Prior to founding Lucem Health, Sean led Corepoint Health’s management team through a merger with Rhapody Health as the CEO. He is also a member of the Board of Directors of TrueLearn, a healthcare focused ed tech company based in the Charlotte, NC, area.
Give us Lucem Health’s elevator pitch.
Clinical AI will transform healthcare over the next 20 years. It will help clinicians diagnose diseases earlier, manage chronic conditions more effectively, and improve personalized care delivery. However, algorithms are not solutions and math is not better care. For AL/ML models to be effective, they must be integrated into clinical workflows, operationalized at scale, and crucially, must be trusted and adopted by clinical users.
Lucem Health helps clinical AI innovation see the light of day. Our platform solves the whole problem of deploying, adopting, and continuously improving clinical AI solutions so those solutions enable world class care, everywhere. We make it possible for data science, digital health, and clinical visionaries to bring real transformation to the point of care.
What is one thing the Medical Alley community might be unaware of about Lucem Health that you think would be good to know?
We recently announced our Innovation Collaborative, a partner program designed to help accelerate delivery of clinical AI based innovation to the front lines of healthcare. More than 20 model development and digital health companies have already joined the Collaborative, and more are joining each month. If any Medical Alley members are interested in learning more about the program, please contact us.
How have the last few years changed Lucem Health for the long term?
Well, we just started the company in March of 2021, but, since then, we have built an incredible team with many decades of technology innovation and digital health experience. When you are a startup, success is never guaranteed, but we truly believe that every team member who joins the company makes a material impact on our ability to be successful in the long term.
And certainly, the past few years have revealed that we cannot deliver world class care to everyone by using yesterday’s paradigms and technology. We need innovation – and we need to engage deeply with clinicians to learn how to deploy new tools effectively.
What are the big milestones to come in the next few years for Lucem Health?

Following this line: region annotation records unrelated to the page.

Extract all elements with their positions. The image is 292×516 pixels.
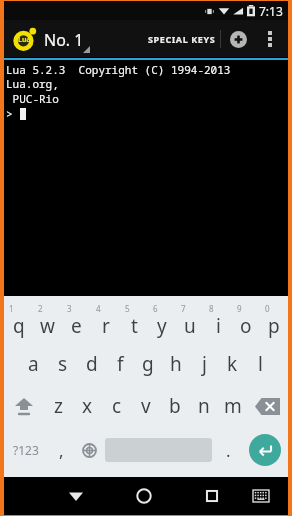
button[interactable]: a bbox=[19, 343, 48, 385]
staticText: c bbox=[112, 393, 122, 419]
button[interactable]: , bbox=[47, 427, 75, 473]
button[interactable]: More options bbox=[255, 24, 285, 54]
staticText: 5 bbox=[125, 303, 130, 314]
staticText: 7:13 bbox=[259, 3, 283, 19]
button[interactable]: Shift bbox=[4, 385, 44, 427]
button[interactable]: 8 bbox=[204, 303, 232, 343]
staticText: w bbox=[40, 313, 55, 339]
staticText: PUC-Rio bbox=[6, 91, 59, 106]
staticText: q bbox=[13, 313, 25, 339]
button[interactable]: Lua 5.2.3 Copyright (C) 1994-2013 Lua.or… bbox=[4, 60, 288, 296]
staticText: SPECIAL KEYS bbox=[148, 33, 216, 45]
button[interactable]: No. 1 bbox=[44, 27, 94, 51]
button[interactable]: d bbox=[77, 343, 106, 385]
button[interactable]: 5 bbox=[120, 303, 148, 343]
button[interactable]: Enter bbox=[242, 427, 288, 473]
button[interactable]: l bbox=[246, 343, 274, 385]
staticText: j bbox=[202, 351, 207, 377]
staticText: o bbox=[240, 313, 252, 339]
staticText: r bbox=[102, 313, 110, 339]
staticText: g bbox=[142, 351, 154, 377]
staticText: h bbox=[170, 351, 182, 377]
staticText: , bbox=[59, 439, 64, 462]
button[interactable]: v bbox=[131, 385, 160, 427]
staticText: e bbox=[71, 313, 82, 339]
staticText: Lua 5.2.3 Copyright (C) 1994-2013 Lua.or… bbox=[6, 62, 288, 91]
button[interactable]: k bbox=[218, 343, 246, 385]
button[interactable]: Add bbox=[221, 22, 255, 56]
staticText: 3 bbox=[67, 303, 72, 314]
button[interactable]: b bbox=[160, 385, 189, 427]
staticText: p bbox=[268, 313, 280, 339]
staticText: 2 bbox=[38, 303, 43, 314]
staticText: 8 bbox=[209, 303, 214, 314]
button[interactable]: j bbox=[190, 343, 218, 385]
staticText: > bbox=[6, 106, 20, 121]
button[interactable]: 2 bbox=[33, 303, 62, 343]
staticText: t bbox=[131, 313, 138, 339]
button[interactable]: . bbox=[214, 427, 242, 473]
staticText: y bbox=[157, 313, 167, 339]
staticText: 7 bbox=[181, 303, 186, 314]
button[interactable]: n bbox=[189, 385, 218, 427]
staticText: i bbox=[216, 313, 221, 339]
staticText: 4 bbox=[96, 303, 101, 314]
button[interactable]: x bbox=[73, 385, 102, 427]
button[interactable]: ?123 bbox=[4, 427, 47, 473]
button[interactable]: SPECIAL KEYS bbox=[144, 25, 220, 53]
staticText: u bbox=[184, 313, 196, 339]
staticText: z bbox=[54, 393, 63, 419]
button[interactable]: 3 bbox=[62, 303, 91, 343]
button[interactable]: m bbox=[218, 385, 247, 427]
button[interactable]: s bbox=[48, 343, 77, 385]
staticText: d bbox=[86, 351, 98, 377]
button[interactable]: 0 bbox=[260, 303, 288, 343]
staticText: s bbox=[58, 351, 68, 377]
staticText: k bbox=[227, 351, 238, 377]
button[interactable]: f bbox=[106, 343, 134, 385]
button[interactable]: c bbox=[102, 385, 131, 427]
button[interactable]: g bbox=[134, 343, 162, 385]
button[interactable]: Back bbox=[58, 477, 94, 515]
staticText: 0 bbox=[265, 303, 270, 314]
staticText: b bbox=[169, 393, 181, 419]
staticText: x bbox=[82, 393, 93, 419]
button[interactable]: 4 bbox=[91, 303, 120, 343]
button[interactable]: h bbox=[162, 343, 190, 385]
staticText: m bbox=[224, 393, 242, 419]
button[interactable]: 7 bbox=[176, 303, 204, 343]
staticText: n bbox=[198, 393, 210, 419]
button[interactable]: Home bbox=[126, 477, 162, 515]
staticText: f bbox=[117, 351, 124, 377]
staticText: 9 bbox=[237, 303, 242, 314]
staticText: ?123 bbox=[13, 442, 39, 458]
button[interactable]: z bbox=[44, 385, 73, 427]
staticText: l bbox=[258, 351, 263, 377]
button[interactable]: Backspace bbox=[247, 385, 288, 427]
button[interactable]: 9 bbox=[232, 303, 260, 343]
button[interactable]: Change language bbox=[75, 427, 103, 473]
button[interactable]: Lua app icon bbox=[12, 26, 38, 52]
staticText: 1 bbox=[9, 303, 14, 314]
staticText: No. 1 bbox=[44, 29, 84, 51]
button[interactable]: Recent apps bbox=[194, 477, 230, 515]
button[interactable]: 1 bbox=[4, 303, 33, 343]
staticText: . bbox=[226, 439, 231, 462]
staticText: a bbox=[28, 351, 39, 377]
button[interactable]: 6 bbox=[148, 303, 176, 343]
button[interactable]: Switch keyboard bbox=[243, 477, 279, 515]
staticText: Lua bbox=[18, 35, 31, 45]
staticText: 6 bbox=[153, 303, 158, 314]
staticText: v bbox=[141, 393, 151, 419]
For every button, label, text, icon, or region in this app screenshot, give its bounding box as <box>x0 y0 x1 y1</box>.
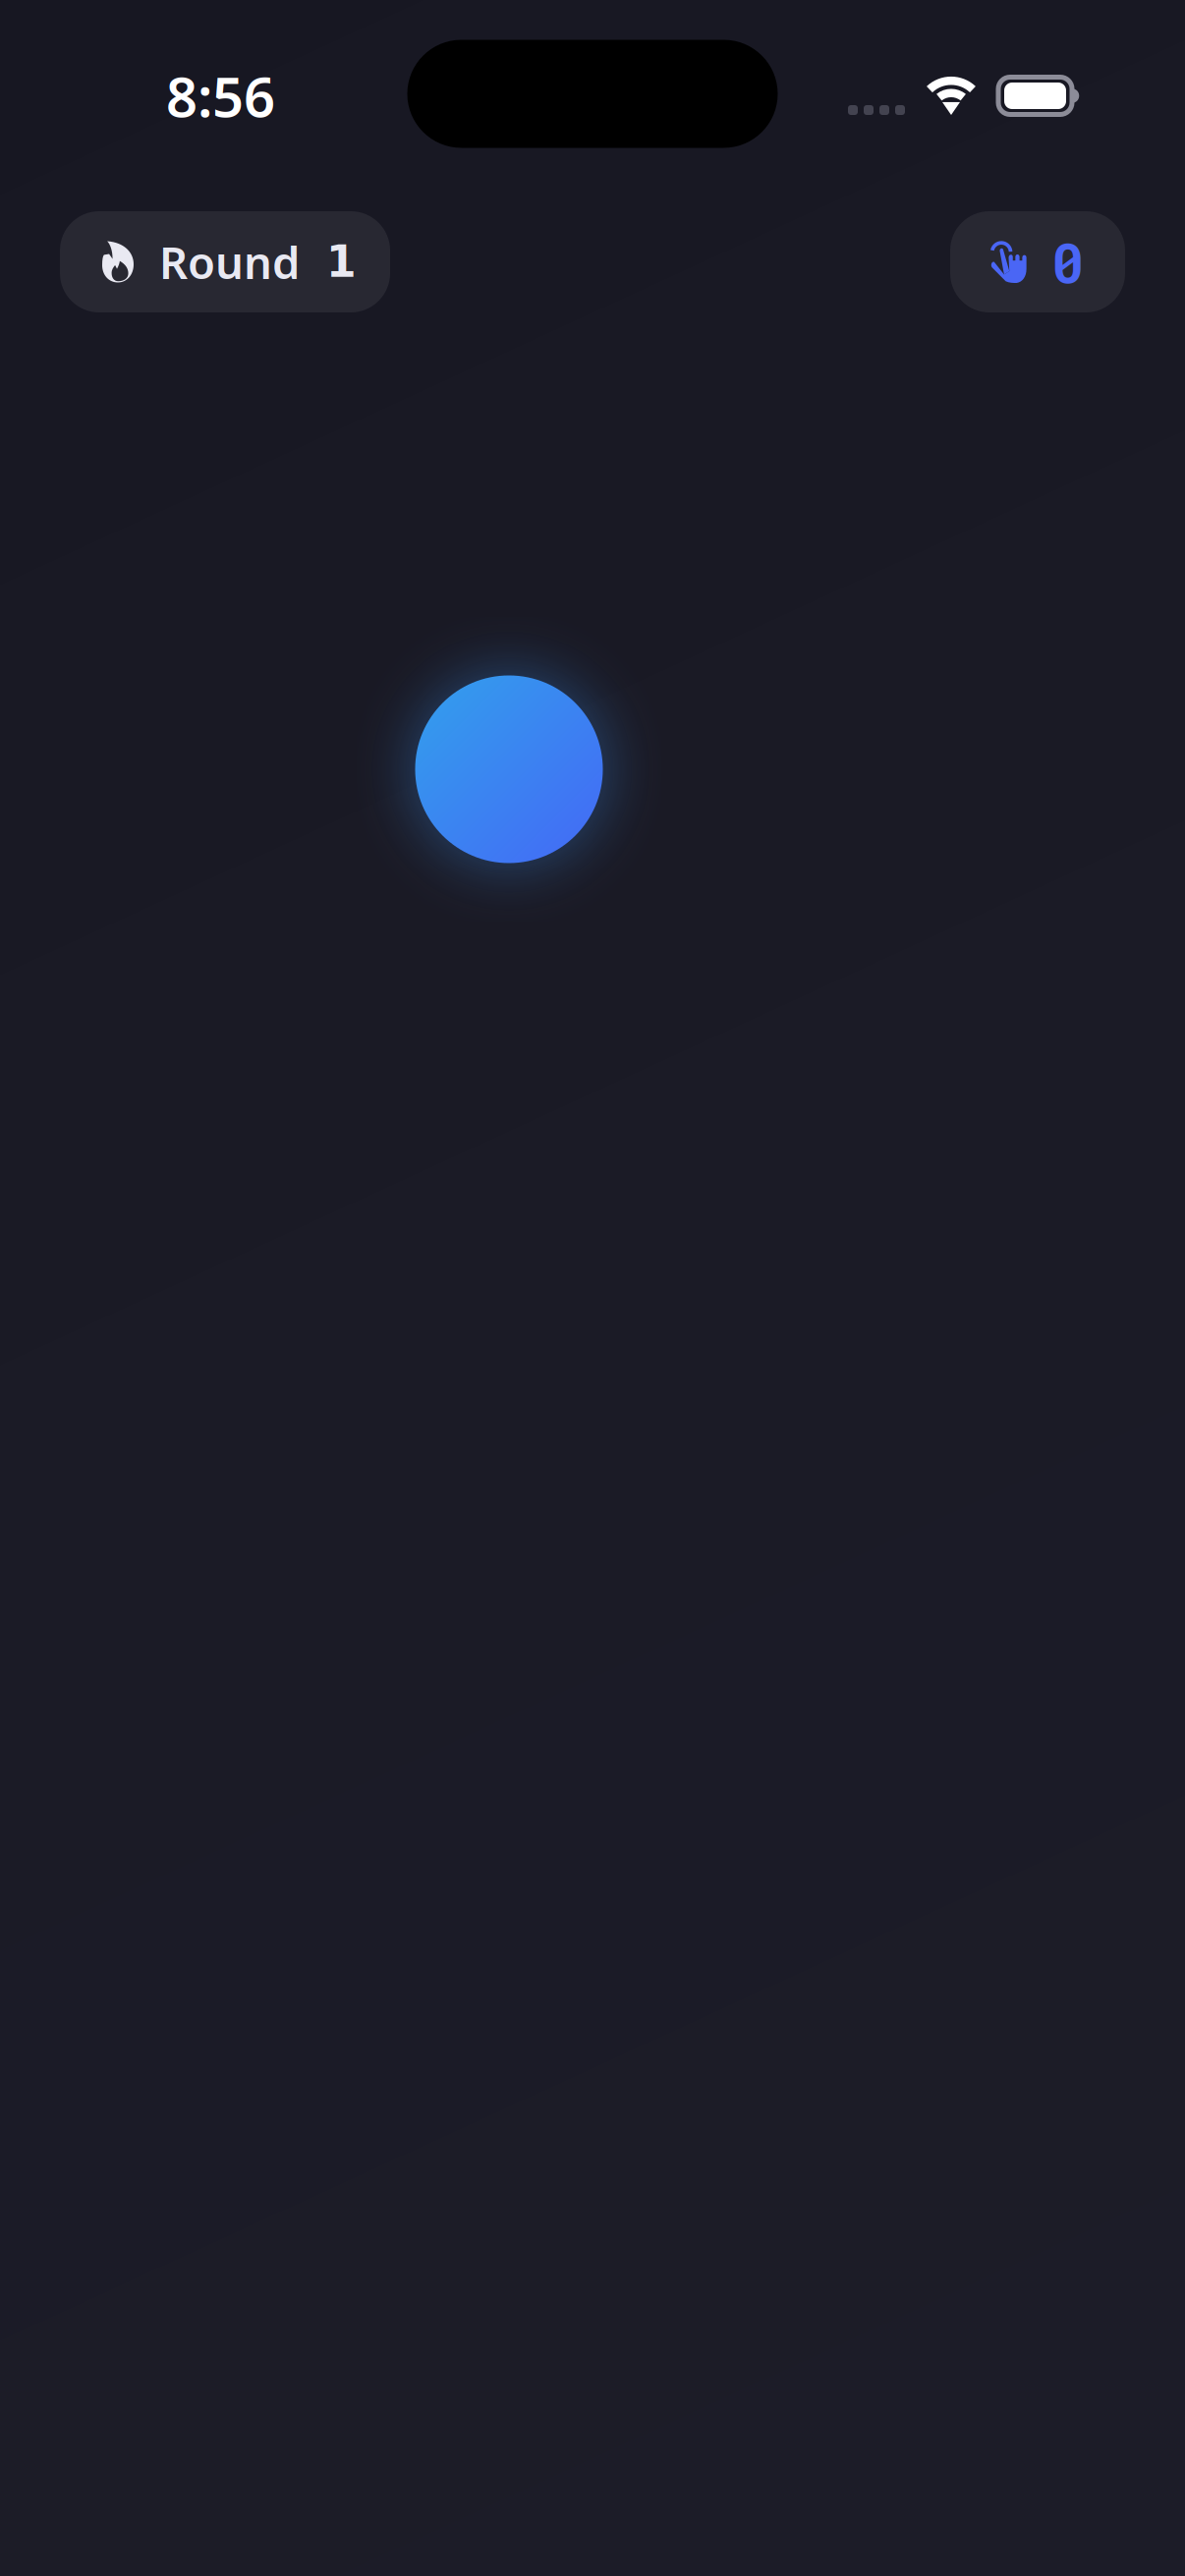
staticText: 0 <box>1051 226 1085 298</box>
staticText: 8:56 <box>166 59 275 132</box>
button[interactable]: Round <box>60 211 390 312</box>
button[interactable]: Taps: 0 <box>950 211 1125 312</box>
staticText: 1 <box>326 237 357 287</box>
button[interactable]: Tap target <box>415 675 603 863</box>
staticText: Round <box>159 232 300 291</box>
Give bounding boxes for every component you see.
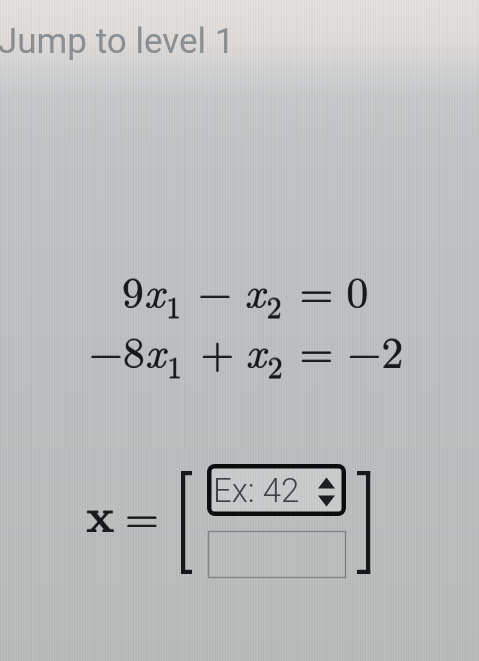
- other: Linear system problem: [0, 0, 479, 661]
- button[interactable]: Answer entry: [0, 0, 479, 661]
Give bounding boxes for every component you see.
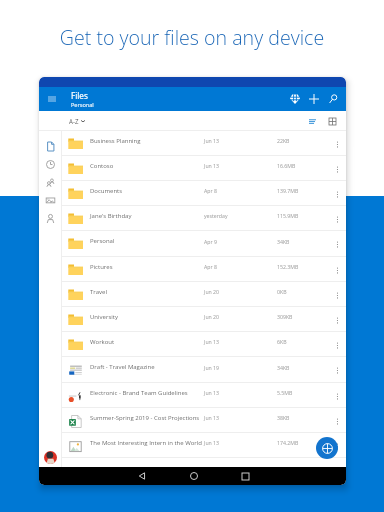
staticText: 5.5MB	[277, 389, 330, 396]
button[interactable]: Business Planning	[62, 131, 346, 156]
staticText: Apr 8	[204, 187, 277, 194]
staticText: Personal	[71, 101, 94, 109]
staticText: Documents	[90, 187, 204, 195]
button[interactable]: Travel	[62, 282, 346, 307]
staticText: 139.7MB	[277, 187, 330, 194]
button[interactable]: Home	[185, 467, 203, 485]
staticText: Apr 8	[204, 263, 277, 270]
button[interactable]: Photos	[39, 191, 61, 209]
staticText: Jun 13	[204, 414, 277, 421]
button[interactable]: Me	[39, 209, 61, 227]
button[interactable]: Personal	[62, 231, 346, 257]
staticText: Draft - Travel Magazine	[90, 363, 204, 371]
button[interactable]: More options	[330, 288, 344, 302]
button[interactable]: Add	[303, 87, 324, 111]
staticText: Personal	[90, 237, 204, 245]
button[interactable]: Pictures	[62, 257, 346, 282]
button[interactable]: Menu	[43, 87, 61, 111]
button[interactable]: More options	[330, 187, 344, 201]
button[interactable]: More options	[330, 389, 344, 403]
button[interactable]: Grid view	[324, 111, 340, 131]
staticText: Workout	[90, 338, 204, 346]
button[interactable]: Recents	[236, 467, 254, 485]
button[interactable]: Search	[322, 87, 343, 111]
staticText: 34KB	[277, 238, 330, 245]
staticText: 152.3MB	[277, 263, 330, 270]
button[interactable]: Summer-Spring 2019 - Cost Projections	[62, 408, 346, 433]
staticText: Summer-Spring 2019 - Cost Projections	[90, 414, 204, 422]
staticText: 38KB	[277, 414, 330, 421]
staticText: Jun 19	[204, 364, 277, 371]
staticText: 174.2MB	[277, 439, 330, 446]
staticText: Jun 13	[204, 162, 277, 169]
button[interactable]: More options	[330, 414, 344, 428]
button[interactable]: More options	[330, 439, 344, 453]
staticText: Get to your files on any device	[0, 24, 384, 51]
button[interactable]: More options	[330, 313, 344, 327]
staticText: A-Z	[69, 117, 79, 125]
staticText: Jun 20	[204, 288, 277, 295]
button[interactable]: More options	[330, 338, 344, 352]
button[interactable]: Create	[316, 437, 338, 459]
button[interactable]: Account	[44, 451, 57, 464]
staticText: Jun 13	[204, 338, 277, 345]
button[interactable]: Shared	[39, 173, 61, 191]
staticText: 309KB	[277, 313, 330, 320]
button[interactable]: More options	[330, 363, 344, 377]
staticText: Pictures	[90, 263, 204, 271]
staticText: Files	[71, 90, 88, 101]
staticText: University	[90, 313, 204, 321]
staticText: 16.6MB	[277, 162, 330, 169]
button[interactable]: Contoso	[62, 156, 346, 181]
button[interactable]: Recent	[39, 155, 61, 173]
staticText: 34KB	[277, 364, 330, 371]
staticText: Apr 9	[204, 238, 277, 245]
button[interactable]: Draft - Travel Magazine	[62, 357, 346, 383]
button[interactable]: More options	[330, 212, 344, 226]
button[interactable]: More options	[330, 263, 344, 277]
button[interactable]: More options	[330, 162, 344, 176]
button[interactable]: More options	[330, 137, 344, 151]
button[interactable]: Electronic - Brand Team Guidelines	[62, 383, 346, 408]
button[interactable]: Workout	[62, 332, 346, 357]
staticText: Jane's Birthday	[90, 212, 204, 220]
button[interactable]: University	[62, 307, 346, 332]
staticText: 22KB	[277, 137, 330, 144]
button[interactable]: List view	[304, 111, 320, 131]
staticText: Jun 13	[204, 137, 277, 144]
button[interactable]: Files	[39, 137, 61, 155]
staticText: Business Planning	[90, 137, 204, 145]
staticText: Jun 13	[204, 439, 277, 446]
staticText: Jun 13	[204, 389, 277, 396]
button[interactable]: The Most Interesting Intern in the World	[62, 433, 346, 458]
button[interactable]: Back	[133, 467, 151, 485]
staticText: 6KB	[277, 338, 330, 345]
staticText: Jun 20	[204, 313, 277, 320]
staticText: Contoso	[90, 162, 204, 170]
button[interactable]: Documents	[62, 181, 346, 206]
staticText: Electronic - Brand Team Guidelines	[90, 389, 204, 397]
button[interactable]: A-Z	[66, 111, 88, 131]
button[interactable]: More options	[330, 237, 344, 251]
staticText: 0KB	[277, 288, 330, 295]
staticText: 115.9MB	[277, 212, 330, 219]
staticText: The Most Interesting Intern in the World	[90, 439, 204, 447]
staticText: yesterday	[204, 212, 277, 219]
button[interactable]: OneDrive	[284, 87, 305, 111]
staticText: Travel	[90, 288, 204, 296]
button[interactable]: Jane's Birthday	[62, 206, 346, 231]
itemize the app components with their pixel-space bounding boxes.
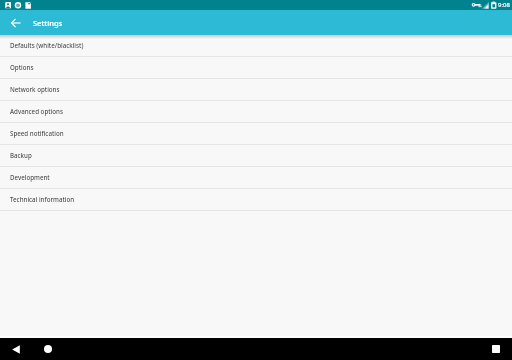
button[interactable]: Backup [0,145,512,167]
staticText: Defaults (white/blacklist) [10,41,84,49]
staticText: 9:08 [498,1,510,9]
button[interactable]: Back [6,339,26,359]
button[interactable]: Home [38,339,58,359]
button[interactable]: Technical information [0,189,512,211]
staticText: Development [10,173,50,181]
button[interactable]: Development [0,167,512,189]
staticText: Settings [33,18,63,28]
button[interactable]: Navigate up [3,11,27,35]
button[interactable]: Network options [0,79,512,101]
staticText: Speed notification [10,129,64,137]
staticText: Backup [10,151,32,159]
button[interactable]: Recent apps [486,339,506,359]
staticText: Advanced options [10,107,63,115]
staticText: Network options [10,85,60,93]
button[interactable]: Advanced options [0,101,512,123]
staticText: Options [10,63,34,71]
button[interactable]: Defaults (white/blacklist) [0,35,512,57]
button[interactable]: Options [0,57,512,79]
staticText: Technical information [10,195,75,203]
button[interactable]: Speed notification [0,123,512,145]
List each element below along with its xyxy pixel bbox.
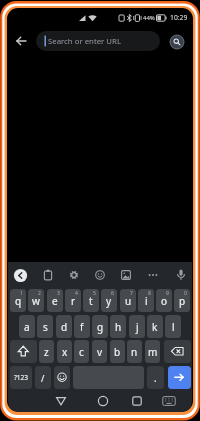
button[interactable]: t [83,289,99,312]
button[interactable]: o [156,289,172,312]
button[interactable]: Search or enter URL [36,31,160,51]
staticText: 3 [57,290,60,297]
button[interactable]: r [65,289,81,312]
staticText: s [43,320,48,334]
staticText: f [80,320,84,334]
staticText: p [179,294,186,308]
button[interactable] [164,340,191,363]
staticText: m [148,345,158,359]
button[interactable]: x [57,340,72,363]
button[interactable] [170,35,184,49]
button[interactable]: i [138,289,154,312]
staticText: e [52,294,58,308]
button[interactable] [13,268,28,283]
staticText: i [145,294,148,308]
button[interactable] [92,390,114,411]
button[interactable] [64,265,84,285]
button[interactable]: j [129,315,145,338]
staticText: 8 [148,290,151,297]
button[interactable] [158,390,180,411]
button[interactable]: q [10,289,26,312]
staticText: . [154,371,157,385]
staticText: 0 [184,290,187,297]
button[interactable]: . [147,366,164,389]
button[interactable]: y [101,289,117,312]
button[interactable]: c [74,340,89,363]
staticText: k [152,320,158,334]
button[interactable] [171,265,191,285]
staticText: v [97,345,103,359]
button[interactable] [168,366,191,389]
button[interactable] [143,265,163,285]
button[interactable]: e [47,289,63,312]
button[interactable]: w [28,289,44,312]
button[interactable]: / [35,366,51,389]
staticText: ?123 [14,373,28,382]
staticText: x [62,345,68,359]
staticText: 44% [143,14,155,22]
staticText: 6 [111,290,114,297]
staticText: t [89,294,93,308]
staticText: o [161,294,168,308]
button[interactable]: k [147,315,163,338]
staticText: b [114,345,121,359]
staticText: u [125,294,132,308]
staticText: 10:29 [170,13,188,22]
staticText: l [172,320,175,334]
button[interactable]: b [110,340,125,363]
button[interactable]: s [37,315,53,338]
staticText: 1 [20,290,23,297]
staticText: j [136,320,139,334]
button[interactable] [38,265,58,285]
staticText: a [24,320,30,334]
staticText: 9 [166,290,169,297]
button[interactable] [11,30,31,50]
button[interactable]: z [39,340,54,363]
staticText: y [106,294,112,308]
button[interactable]: a [19,315,35,338]
staticText: r [71,294,76,308]
button[interactable]: v [92,340,107,363]
button[interactable] [10,340,37,363]
staticText: c [79,345,84,359]
staticText: q [15,294,22,308]
button[interactable]: h [110,315,126,338]
staticText: h [115,320,122,334]
button[interactable]: p [174,289,190,312]
staticText: 4 [75,290,78,297]
staticText: g [97,320,104,334]
button[interactable] [50,390,72,411]
button[interactable] [90,265,110,285]
staticText: d [61,320,68,334]
button[interactable]: n [127,340,142,363]
button[interactable]: ?123 [10,366,32,389]
staticText: w [32,294,40,308]
staticText: 5 [93,290,96,297]
staticText: z [44,345,49,359]
button[interactable]: u [120,289,136,312]
button[interactable]: m [145,340,160,363]
staticText: n [131,345,138,359]
button[interactable]: g [92,315,108,338]
staticText: 7 [130,290,133,297]
button[interactable]: d [56,315,72,338]
button[interactable] [54,366,70,389]
button[interactable] [116,265,136,285]
button[interactable]: l [165,315,181,338]
staticText: 2 [38,290,41,297]
button[interactable] [126,390,148,411]
button[interactable]: f [74,315,90,338]
staticText: / [41,372,45,384]
staticText: Search or enter URL [48,36,121,47]
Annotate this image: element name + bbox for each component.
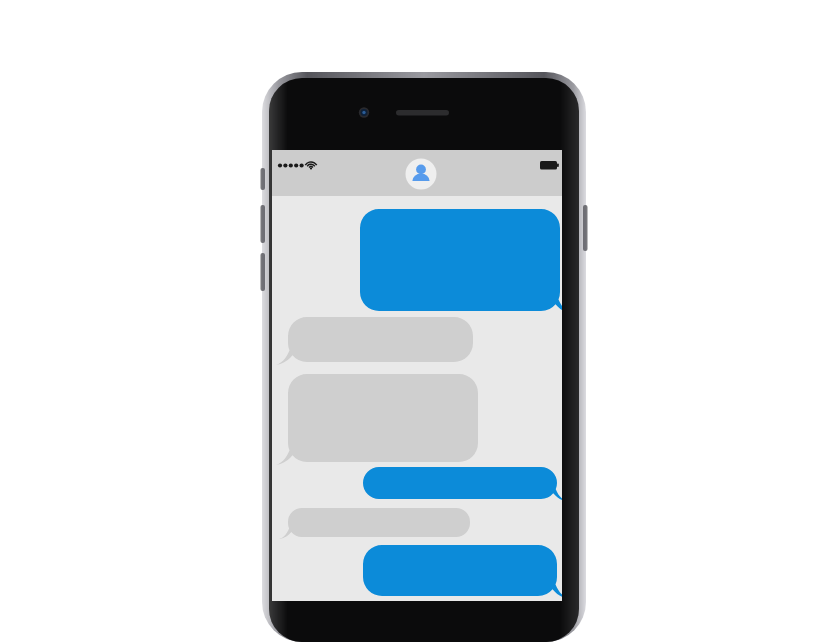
button[interactable]: Received message <box>288 317 473 362</box>
button[interactable]: Sent message <box>360 209 560 311</box>
button[interactable]: Sent message <box>363 467 557 499</box>
button[interactable]: Received message <box>288 508 470 537</box>
button[interactable]: Received message <box>288 374 478 462</box>
button[interactable]: Sent message <box>363 545 557 596</box>
button[interactable]: Contact profile <box>406 159 437 190</box>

Because we are very early in our journey, our goals for the business are probably not surprising. In the coming months, we will bring our first production customers onto the Lucem Health Platform. This means one important provider will run 5,000 patient CTs each month through a sophisticated, cloud-based AI solution that predicts lung cancer without the need for expensive and risky biopsies. Today, a provider can only run a fraction of that volume.
Another example: we will deploy several early disease detection solutions – so that patients with undiagnosed conditions get care before their conditions become expensive or life threatening. We have a bold vision for our platform, and we will be working hard over the coming years to fulfill that vision.
What does leadership look like to you?
Our leadership philosophy is simple: our role as leaders is to move obstacles out of the way so our team members can do interesting, impactful work that brings them a deep sense of accomplishment and satisfaction. In other words, we are here to support and help our teams. It’s never the other way around.
What is the best advice you have received in your career? What is the worst?
Hmmm… best advice… my friend Roger Harris who, sadly, passed away in early 2020, drilled into me how important it is to approach professional relationships with empathy and humility. He would often remind me that each of us comes to a conversation, a debate, an argument with a set of biases, opinions, prior experiences, etc., that are unique and often hard wired. It’s important, he would tell me, to value understanding over convincing and compassion over judgment.
Worst advice…that all that matters in a sale is winning the deal at all costs. I’ve worked for several leaders for whom that was their mantra. Fortunately, I learned over time that, if either party to a transaction doesn’t genuinely feel good about not just the deal but also the process of getting to the deal, then the odds of being able to maintain a productive, long term business relationship are low.
What have been the most rewarding moments in your career?
I’ve been fortunate to have hired and worked with some incredible people over the years. And many of them have achieved a great deal of professional success. I take no credit for that success, but it’s rewarding to see it happen.
What is one personal goal for the upcoming year?
I’ve been working on this one for a while and need to keep working on it: to be as present as possible when interacting with other people, whether that’s with my colleagues, my family, my friends, or even strangers on the street. I want to be more present and less distracted.
How do you relax / decompress?
Spending time with family and friends is (usually) relaxing, but when I really need to blow off steam, I go for a hard, long run or bike ride. It’s pure suffering in the moment, but it feels great afterward!
What do you enjoy most about the Medical Alley community?
I haven’t had a chance to connect with other Medical Alley members so far, but I’m looking forward to future conversations and, hopefully, face to face interactions. We are excited about the networking and collaboration opportunities that Medical Alley supports and facilitates.